Tomorrow, Edwards is expected to outline his next response to the dwindling crisis. As of today, the seven-day rolling average of new cases registered only a two percent increase and deaths rose just four percent. Further, the outbreak largely remains confined to St. Tammany, Orleans, St. Bernard, Plaquemines, Lafourche, Jefferson, St. Charles, St. John the Baptist, and St. James Parishes, which have only 29 percent of the state’s population but 61 percent of the cases and deaths.
Compared to his neighbors, Edwards is well behind the curve. A week ago, the governors – all Republicans – of South Carolina, Georgia, Florida, Alabama, Mississippi, and Tennessee announced measures continuing through this week of substantially reopening their economies, although local officials retain the authority to impose more restrictions. Independently, Republican Texas Gov. Greg Abbott has done the same. Nothing along these lines has come from Arkansas Republican Gov. Asa Hutchinson, because Arkansas, along with a handful of other states, never imposed measures to shut down large swaths of the economic sector.
Of course, Louisiana’s tardiness to the party stems from it suffering much more from the pandemic, in part because of poor decisions made by Edwards. By the end of Carnival, he should have grasped that it would serve as an accelerant to virus transmission and prepared immediately for that, following the approach taken in Washington where it began ramping up testing capacity even before confirmation of its first case and using that to implement a trace and treat strategy, which resulted in quarantining hundreds before any confirmations. Additionally, he could have utilized California’s approach of immediate maximal restrictions only in areas where cases popped up and isolation of hot spots.
Instead, Edwards undertook a once-size-fits-all gradual vise-tightening days after the first confirmed case that inhibited the acquisition of herd immunity and economic activity where little spreading of the infection was occurring while not doing enough to stop it in places that gave every indication that large-scale incubation already had occurred. Short of doing nothing, it was the worst possible strategy and unnecessarily prolonged the crisis.
Edwards botched the hot phase of the crisis, but he can compensate partially for that as it cools down. This requires nuance absent in his handling of it to date and rejection of the fear mongering which has typified his response so far.
Modelling White House suggestions (which Edwards repeatedly has said he bases his decisions upon) and those other states forging ahead, optimally Louisiana should proclaim statewide minimal restrictions on gatherings and continue isolation of vulnerable populations, but leave any additional prohibitions to local authorities (or take a regional approach like the only state hit harder than Louisiana, New York, is doing). This strategy largely follows that outlined by the leader of Louisiana Senate Republicans, Sharon Hewitt.

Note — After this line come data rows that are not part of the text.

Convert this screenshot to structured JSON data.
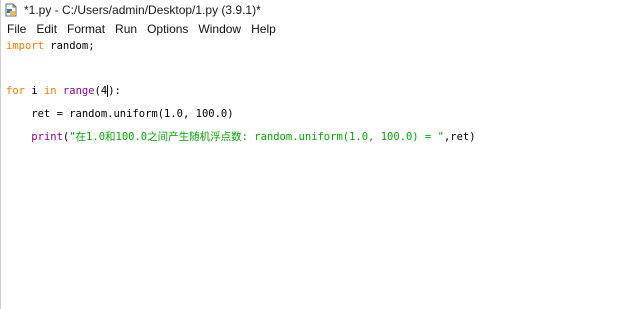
{
  "window": {
    "title": "*1.py - C:/Users/admin/Desktop/1.py (3.9.1)*"
  },
  "menu": {
    "items": [
      "File",
      "Edit",
      "Format",
      "Run",
      "Options",
      "Window",
      "Help"
    ]
  },
  "code": {
    "line1": {
      "kw": "import",
      "rest": " random;"
    },
    "line2": {
      "kw_for": "for",
      "mid": " i ",
      "kw_in": "in",
      "sp": " ",
      "builtin": "range",
      "open": "(",
      "num": "4",
      "close": "):"
    },
    "line3": {
      "text": "    ret = random.uniform(1.0, 100.0)"
    },
    "line4": {
      "indent": "    ",
      "builtin": "print",
      "open": "(",
      "string": "\"在1.0和100.0之间产生随机浮点数: random.uniform(1.0, 100.0) = \"",
      "rest": ",ret)"
    }
  },
  "icons": {
    "app": "idle-file-icon"
  },
  "colors": {
    "keyword": "#ff7700",
    "builtin": "#900090",
    "string": "#00aa00"
  }
}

Any order needs a good baseline because not all local authorities have the power to issue emergency regulations. For example, while the government of Bossier City with its nearly 70,000 residents has the power to enact emergency measures, the other 57,000 or so residents of the parish (including other small cities) don’t live under governments that have that. So, a statewide order makes sense, along the lines of Proclamation JBE 2020-27 that limited gatherings to 250, among other things, along with select elements of JBE 2020-41 that address matters of social distancing, school closures, health care-related matters, and administrative matters, set to last another two weeks.
This way, much suspended business can resume, and for the remainder at least some semblance of this such as restaurants having patrons spaced out can proceed. But for areas such as Orleans and Jefferson Parishes, two of the worst-off counties in the country for incidence of both infections and mortalities, local officials can maintain more restrictions (which Orleans already has implemented in lengthening the life of its current emergency rules).
Interestingly, the chief executives of Washington and California whose initial responses to the crisis created much lower infection and death rates than in Louisiana now are fumbling the back end of crisis management by their reluctance to let go of state power over people’s lives. If Edwards didn’t previously emulate them when it could have helped, he surely doesn’t need to copy them now.